This Is The Week When Nothing Will Happen

"Watershed"? "Pivotal"? "D-Day for Iraq Policy"? Oh, puhleez. President Bush's prime time stay-the-course speech has already been written. Public opinion has already concluded that the Petraeus report will sugarcoat the statistics, that the Crocker report will move the goalposts, and that "victory" in Iraq will be no less absurd an American mission at the end of the week than at the beginning. Magical September will make Republicans no less likely to wag their lapdog tails at the White House, or to rattle their cut-and-run sabers at the Democrats, than will Magical March, the probable next location of the turning-point mirage. Democrats, for their part, will seize on the possible January withdrawal of one brigade of the surge as a bipartisan triumph, and their fear of being branded anti-troop and pro-terrorist by a bunch of chickenhawk demagogues will lead them to hail a non-binding non-deadline nonconditional footnote to the next defense appropriation as though they had drawn some heroic line in the sand.
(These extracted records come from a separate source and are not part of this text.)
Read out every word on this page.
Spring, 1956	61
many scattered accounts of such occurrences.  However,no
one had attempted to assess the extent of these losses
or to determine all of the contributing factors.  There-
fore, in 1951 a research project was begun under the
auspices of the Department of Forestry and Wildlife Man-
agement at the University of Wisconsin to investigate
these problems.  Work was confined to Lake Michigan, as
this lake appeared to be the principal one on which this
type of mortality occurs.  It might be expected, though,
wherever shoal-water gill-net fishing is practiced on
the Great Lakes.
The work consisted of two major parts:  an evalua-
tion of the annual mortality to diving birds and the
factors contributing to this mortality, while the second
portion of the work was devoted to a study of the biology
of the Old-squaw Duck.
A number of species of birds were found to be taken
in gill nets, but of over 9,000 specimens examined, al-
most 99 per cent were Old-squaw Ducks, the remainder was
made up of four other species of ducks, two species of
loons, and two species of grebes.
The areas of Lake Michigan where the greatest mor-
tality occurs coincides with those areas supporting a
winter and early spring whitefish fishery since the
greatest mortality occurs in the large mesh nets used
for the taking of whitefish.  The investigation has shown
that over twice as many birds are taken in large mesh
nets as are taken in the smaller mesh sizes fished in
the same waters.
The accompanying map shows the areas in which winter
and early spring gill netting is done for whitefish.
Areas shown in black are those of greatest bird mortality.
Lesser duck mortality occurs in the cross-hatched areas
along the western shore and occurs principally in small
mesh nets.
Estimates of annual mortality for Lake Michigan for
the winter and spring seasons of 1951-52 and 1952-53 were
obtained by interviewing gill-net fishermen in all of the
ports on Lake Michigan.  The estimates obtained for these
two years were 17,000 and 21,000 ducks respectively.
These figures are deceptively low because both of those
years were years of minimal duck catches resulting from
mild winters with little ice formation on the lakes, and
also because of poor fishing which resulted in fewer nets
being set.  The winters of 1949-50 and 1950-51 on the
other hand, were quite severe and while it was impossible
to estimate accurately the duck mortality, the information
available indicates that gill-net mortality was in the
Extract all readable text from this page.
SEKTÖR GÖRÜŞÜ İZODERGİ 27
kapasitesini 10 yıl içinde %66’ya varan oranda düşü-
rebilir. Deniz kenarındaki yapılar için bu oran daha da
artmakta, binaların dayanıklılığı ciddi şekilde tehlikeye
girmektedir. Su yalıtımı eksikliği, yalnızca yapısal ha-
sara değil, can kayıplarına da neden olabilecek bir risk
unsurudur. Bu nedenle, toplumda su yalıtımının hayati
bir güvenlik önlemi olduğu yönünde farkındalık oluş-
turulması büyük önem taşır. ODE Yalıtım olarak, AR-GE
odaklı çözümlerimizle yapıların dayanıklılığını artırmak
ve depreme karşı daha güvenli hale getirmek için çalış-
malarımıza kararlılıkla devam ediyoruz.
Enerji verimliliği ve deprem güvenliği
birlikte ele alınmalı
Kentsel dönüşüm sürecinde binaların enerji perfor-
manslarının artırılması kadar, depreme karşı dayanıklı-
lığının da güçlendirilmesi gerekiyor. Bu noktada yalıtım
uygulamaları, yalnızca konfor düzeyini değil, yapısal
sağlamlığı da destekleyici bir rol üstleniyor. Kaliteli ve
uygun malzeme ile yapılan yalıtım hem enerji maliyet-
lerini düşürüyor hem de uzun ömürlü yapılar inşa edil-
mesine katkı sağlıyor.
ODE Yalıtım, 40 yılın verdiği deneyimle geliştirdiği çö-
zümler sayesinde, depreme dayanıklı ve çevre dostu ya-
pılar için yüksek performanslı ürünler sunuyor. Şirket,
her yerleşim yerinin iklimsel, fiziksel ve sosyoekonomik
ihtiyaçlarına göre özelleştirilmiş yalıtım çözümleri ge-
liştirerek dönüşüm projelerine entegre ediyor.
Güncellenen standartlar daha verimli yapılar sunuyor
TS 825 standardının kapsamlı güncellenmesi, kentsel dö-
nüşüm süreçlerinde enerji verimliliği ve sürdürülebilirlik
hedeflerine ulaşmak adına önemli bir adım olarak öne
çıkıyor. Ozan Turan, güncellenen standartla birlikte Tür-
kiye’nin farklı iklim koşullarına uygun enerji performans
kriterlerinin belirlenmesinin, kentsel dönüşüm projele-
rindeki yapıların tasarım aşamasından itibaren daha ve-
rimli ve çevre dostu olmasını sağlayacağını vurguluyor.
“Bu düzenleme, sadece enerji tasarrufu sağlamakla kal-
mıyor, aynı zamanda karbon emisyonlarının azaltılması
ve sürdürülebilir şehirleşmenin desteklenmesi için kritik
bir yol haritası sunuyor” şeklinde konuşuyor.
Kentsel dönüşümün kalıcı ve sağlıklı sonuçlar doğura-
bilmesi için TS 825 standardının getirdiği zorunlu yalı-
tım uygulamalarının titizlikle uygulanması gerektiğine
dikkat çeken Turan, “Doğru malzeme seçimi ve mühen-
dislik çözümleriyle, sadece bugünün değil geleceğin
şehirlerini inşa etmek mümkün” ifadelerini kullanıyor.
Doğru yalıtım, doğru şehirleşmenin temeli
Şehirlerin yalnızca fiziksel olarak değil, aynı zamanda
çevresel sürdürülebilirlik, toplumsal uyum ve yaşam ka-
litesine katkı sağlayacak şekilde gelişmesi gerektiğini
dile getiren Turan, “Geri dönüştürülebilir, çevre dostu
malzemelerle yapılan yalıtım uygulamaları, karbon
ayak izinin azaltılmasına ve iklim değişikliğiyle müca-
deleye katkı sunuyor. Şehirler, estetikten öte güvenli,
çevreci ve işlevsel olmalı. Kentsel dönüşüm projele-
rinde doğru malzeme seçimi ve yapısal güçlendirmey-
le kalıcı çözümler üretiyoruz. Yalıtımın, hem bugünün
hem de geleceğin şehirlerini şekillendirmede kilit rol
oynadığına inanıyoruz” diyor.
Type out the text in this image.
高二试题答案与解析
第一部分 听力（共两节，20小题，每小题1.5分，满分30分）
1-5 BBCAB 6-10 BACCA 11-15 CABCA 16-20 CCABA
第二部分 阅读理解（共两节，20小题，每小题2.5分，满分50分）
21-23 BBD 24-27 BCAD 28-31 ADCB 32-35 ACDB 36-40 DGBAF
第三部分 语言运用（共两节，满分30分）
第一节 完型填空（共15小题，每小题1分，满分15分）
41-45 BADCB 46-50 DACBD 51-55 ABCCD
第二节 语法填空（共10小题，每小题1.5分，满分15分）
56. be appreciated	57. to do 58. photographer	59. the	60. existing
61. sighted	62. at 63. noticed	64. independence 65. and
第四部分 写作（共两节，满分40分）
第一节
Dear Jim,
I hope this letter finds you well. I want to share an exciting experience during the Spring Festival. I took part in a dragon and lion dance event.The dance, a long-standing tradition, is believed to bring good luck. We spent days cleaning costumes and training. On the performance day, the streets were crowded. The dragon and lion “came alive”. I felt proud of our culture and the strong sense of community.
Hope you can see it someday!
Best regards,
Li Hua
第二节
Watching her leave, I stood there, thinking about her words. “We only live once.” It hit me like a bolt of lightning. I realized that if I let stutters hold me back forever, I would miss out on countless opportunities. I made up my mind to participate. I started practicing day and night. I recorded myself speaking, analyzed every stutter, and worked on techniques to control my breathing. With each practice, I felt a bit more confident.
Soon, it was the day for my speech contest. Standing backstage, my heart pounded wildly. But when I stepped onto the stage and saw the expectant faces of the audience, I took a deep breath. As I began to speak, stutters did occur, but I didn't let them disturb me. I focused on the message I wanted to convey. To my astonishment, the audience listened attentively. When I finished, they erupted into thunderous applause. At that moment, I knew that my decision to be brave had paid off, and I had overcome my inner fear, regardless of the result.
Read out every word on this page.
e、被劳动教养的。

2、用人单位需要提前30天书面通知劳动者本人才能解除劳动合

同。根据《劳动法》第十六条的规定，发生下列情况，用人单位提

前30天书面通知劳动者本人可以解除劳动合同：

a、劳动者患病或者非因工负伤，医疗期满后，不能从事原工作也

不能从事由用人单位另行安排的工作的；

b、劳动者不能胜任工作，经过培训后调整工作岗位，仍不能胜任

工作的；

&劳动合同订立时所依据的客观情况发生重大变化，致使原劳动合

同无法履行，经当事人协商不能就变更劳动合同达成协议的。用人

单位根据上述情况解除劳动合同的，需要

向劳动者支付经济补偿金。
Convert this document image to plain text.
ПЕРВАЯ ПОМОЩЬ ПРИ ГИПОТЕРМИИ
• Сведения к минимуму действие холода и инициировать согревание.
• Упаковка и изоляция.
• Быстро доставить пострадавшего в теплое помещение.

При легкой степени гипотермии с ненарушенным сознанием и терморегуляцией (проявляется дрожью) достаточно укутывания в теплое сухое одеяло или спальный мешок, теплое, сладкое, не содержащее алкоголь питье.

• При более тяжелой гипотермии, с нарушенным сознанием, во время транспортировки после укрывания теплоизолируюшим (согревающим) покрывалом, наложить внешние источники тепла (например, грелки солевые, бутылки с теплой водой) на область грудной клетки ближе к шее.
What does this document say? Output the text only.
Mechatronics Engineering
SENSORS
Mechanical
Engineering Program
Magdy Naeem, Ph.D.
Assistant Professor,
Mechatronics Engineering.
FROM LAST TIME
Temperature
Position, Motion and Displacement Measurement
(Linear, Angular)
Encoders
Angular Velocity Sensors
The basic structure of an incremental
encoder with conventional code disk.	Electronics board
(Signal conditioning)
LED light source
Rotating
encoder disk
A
This doesn't mean there will be any lack of yammering this week. The media will cover it with all the fanfare and ersatz sobriety that they afford to other pseudo-events, like State of the Union addresses. We will be told over and over how Very Serious these reports are, just as we were told how Terribly Important the report of the Iraq Study Group was. Experts and editorialists will announce how very crucial The Next Six Months -- the blogosphere's beloved Friedman Unit -- will be, despite the abundant, Googleable carcasses of previous and equally useless Next Six Months punditry stretching back to Mission Accomplished. There may even be some chatter about the virtues of our system of separation of powers, as though these hearings actually constitute Congressional oversight, as though they were not simply a stage show whose outcome is as foregone as any performance of kabuki.

Sometime during this week, the president is likely to nominate a new attorney general. Chances are, he will choose someone just as willing to sign on to the Cheney doctrine of the unitary (i.e., unconstitutional) executive, and just as amenable to politicizing justice and subverting elections, as Alberto Gonzales. And chances are, despite an insulting in-your-face nomination, Senate Democrats will settle for a little show trial as the only price of confirming the president's choice, as though tough questioning will make David Addington think twice before issuing a fresh round of thuggish directives to the pliant new AG.

Sometime during this week, the bomb-Iran cabal in the White House will take one unnoticed step closer to its target. It will be a couple of years before we learn the inside dope on what looms as the crowning fiasco of the Bush administration; it will take a few inside dopes covering their asses to Bob Woodward before we discover, too late for it to do any good to the nation, how relentless was the runup to the widening of the war. For the neocons charged with ensuring that a Democratic president will have no choice but to inherit the whirlwind, the Petraeus/Crocker hearings are merely a caesura in their poem to war. Or who knows: maybe the lack of Congressional consequences for the administration's failure to state and stick to a clear, cogent and achievable mission in Iraq, Afghanistan and the Middle East will be retroactively cited as just the legislative cover that the White House needed to chase Al Qaeda in Iraq into Iran.

This week is also, of course, the anniversary of 9/11. Republican presidential candidates can be counted on for a splendid dick-size tourney, which will be as consequential as any of the pious huffing and puffing we'll hear from the Hill. None of the candidates will brag of a wide stance, but several, no doubt, will boast of an admirably strong stream. Sensible Americans, except for the 20 percent or so who still constitute the Republican base, and except for the media who confuse covering the opinion of an extreme right-wing fringe with covering the issues of a presidential election, will sensibly ignore the adolescent tape-measure antics of the GOP field, just as they have already discounted the Frat-Boy-in-Chief's we're-kicking-ass-in-Iraq delusions.

Will terrorists try something terrible this week? It's possible. It's always possible. And if tragedy strikes, God forbid, it won't be a pseudo-event. But whether it happens or not should be no reason to conclude that the White House deserves unchallenged power and unchecked authority. A bazillion words will be spilled this week about war and terror. But none of them will matter as much as the real blood being spilled in pursuit of a delusional policy which has criminally diverted our urgent attention from a world-wide war with violent Islamic extremists that no outcome in Iraq is going to end.